R- A ideia que preside a esta iniciativa consiste em fomentar um diálogo subversor da lógica imanente ao presente sistema imperial, que é o império da mercadoria e da redução dos seres humanos a coisas quantificáveis. Como digo no mais recente número editado, esta revista pretende estabelecer relações críticas entre dois sinais profundamente contrários visíveis no mundo contemporâneo: por um lado, a resistente permanência das ancestrais culturas indígenas (a mais importante minoria mundial, cerca de 370 milhões de pessoas, também presente na Europa) e, por outro, o destravado desenvolvimento da sociedade industrial como superorganismo tendencialmente totalitário.
2-Apesar de haver uma identidade, a revista acolhe nas suas páginas textos muito diversos: é essa a sua matriz estruturante?
R- A diversidade que notou espelha a multiplicidade das acções de resistência ao mais frio dos monstros que ocorrem no mundo contemporâneo, em todos os continentes. Este monstro, o Estado, resulta da simbiose entre as forças ditas governativas, que detêm o monopólio da violência, e as corporações empresariais que se apropriam, simultaneamente, dos corpos humanos, a que se chamam «recursos humanos», expressão criada pelo nazismo, e do corpo vivo da Terra.
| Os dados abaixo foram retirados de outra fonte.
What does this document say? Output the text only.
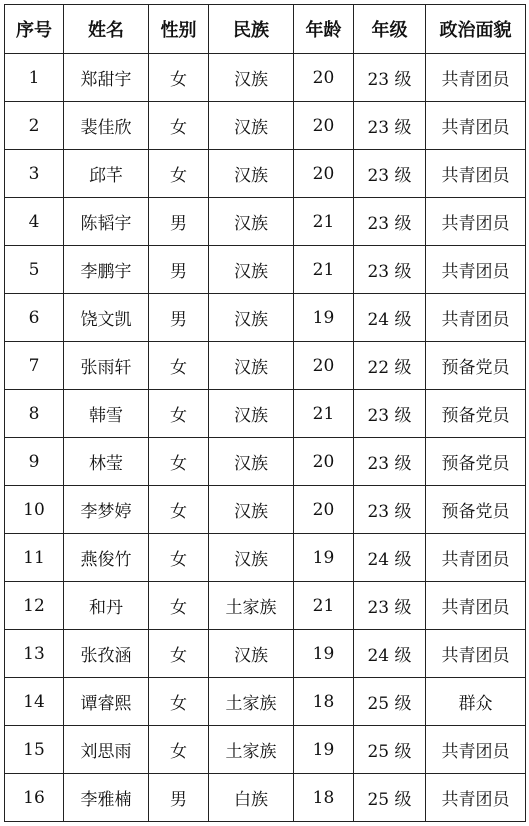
序号	姓名	性别	民族	年龄	年级	政治面貌
1	郑甜宇	女	汉族	20	23 级	共青团员
2	裴佳欣	女	汉族	20	23 级	共青团员
3	邱芊	女	汉族	20	23 级	共青团员
4	陈韬宇	男	汉族	21	23 级	共青团员
5	李鹏宇	男	汉族	21	23 级	共青团员
6	饶文凯	男	汉族	19	24 级	共青团员
7	张雨轩	女	汉族	20	22 级	预备党员
8	韩雪	女	汉族	21	23 级	预备党员
9	林莹	女	汉族	20	23 级	预备党员
10	李梦婷	女	汉族	20	23 级	预备党员
11	燕俊竹	女	汉族	19	24 级	共青团员
12	和丹	女	土家族	21	23 级	共青团员
13	张孜涵	女	汉族	19	24 级	共青团员
14	谭睿熙	女	土家族	18	25 级	群众
15	刘思雨	女	土家族	19	25 级	共青团员
16	李雅楠	男	白族	18	25 级	共青团员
Dada a variedade das acções em causa, que abarcam a resistência, prática e teórica, em contextos urbanos, rurais e silvestres, a sua expressividade é necessariamente diversa.
3-No recente Nº 5 (Abril de 2018), quais os temas em destaque?
R- Embora a correlação entre tudo o que se publica nesta revista, incluindo as ilustrações, seja estrutural, não havendo pois aqui uma hierarquização temática, destacaria neste número as colaborações brasileiras, mexicana e quebequense sobre a actualidade do movimento indígena, os ensaios de autores portugueses sobre a crítica da cultura industrial e tecnicista (Ana Marques, Jorge Leandro Rosa, Álvaro Fonseca, António Cândido Franco, Maria de Magalhães Ramalho, Paulo Barreiros), o trabalho de fundo – o primeiro publicado entre nós – do jovem cineasta Pedro Fidalgo sobre a dimensão estratégica do vitorioso movimento de oposição ao aeroporto de Notre Dame des Landes, em França, o ensaio da feminista curda Dilar Dirik sobre a pujante (e grandemente censurada) revolução social em curso em Rojava, a longa entrevista com Anselm Jappe sobre «Emancipação ou barbárie», e ainda o ensaio de John Zerzan sobre os ludditas e os seus herdeiros no mundo presente.